Дарси молча склонил голову, и старик, покряхтывая, вышел в коридор, оставив все такого же бледного хозяина дома наедине с супругой. Та, похоже, очнулась от тяжелого забытья и в этот миг рассеянно осматривала полумрак спальни. Мутный взгляд Элизабет натолкнулся на замершего, будто мраморное изваяние Дарси, и ее болезненное изнуренное лицо просияло. Молодая женщина попыталась протянуть руки к мужу, и через пару мгновений он рухнул на колени у изголовья Элизабет, целуя ее необычайно холодные ладони. Ласковый и теплый, словно густое какао взгляд невесомо касался лица Дарси, молодая женщина с грустной улыбкой отметила и синие подпалины под глазами мужа, и хмурую складку между его бровей, и сероватую бледность неровной кожи.

— Не припомню, когда ты в последний раз так плохо выглядел, — ее тонкие пальцы за неимением сил едва ощутимо коснулись щеки Дарси, а знакомая насмешливая улыбка тенью скользнула по ее губам.

Дарси не мог даже ответить на шутку — слабый, едва слышный голос Элизабет болезненно отозвался в его душе, и он выпрямился, чуть возвышаясь над молодой женщиной.

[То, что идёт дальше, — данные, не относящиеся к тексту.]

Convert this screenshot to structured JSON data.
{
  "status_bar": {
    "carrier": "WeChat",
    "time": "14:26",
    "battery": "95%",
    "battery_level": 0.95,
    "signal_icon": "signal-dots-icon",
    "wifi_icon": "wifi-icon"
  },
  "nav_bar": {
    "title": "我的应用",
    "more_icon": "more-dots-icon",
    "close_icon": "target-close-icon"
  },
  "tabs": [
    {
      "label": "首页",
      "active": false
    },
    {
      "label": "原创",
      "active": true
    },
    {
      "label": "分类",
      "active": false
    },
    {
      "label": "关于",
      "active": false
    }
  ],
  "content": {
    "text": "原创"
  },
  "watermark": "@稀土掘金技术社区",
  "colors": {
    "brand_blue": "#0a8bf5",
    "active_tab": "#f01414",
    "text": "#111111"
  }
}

Она, устало выдохнув, прильнула к его широкому плечу, и пальцы Дарси, приятно холодящие разгоряченный лоб, нежно касались влажных от пота волос. Ему было больно смотреть на ее бледное лицо, на котором горели лихорадочные алые пятна, на искусанные в кровь губы, на оттиск недавних страданий в глазах. Элизабет с наслаждением прижималась к Дарси, чувствуя хрустящий запах чистоты от его рубахи, она ощущала блаженную легкость во всем теле, оказавшись в кольце теплых рук, нежно покачивающих ее.

— Вы видели его? — сердце Дарси пропустило удар, когда чуткие большие глаза Элизабет заглянули в самое нутро его души; он обнял ее чуть крепче и коснулся носом влажного виска.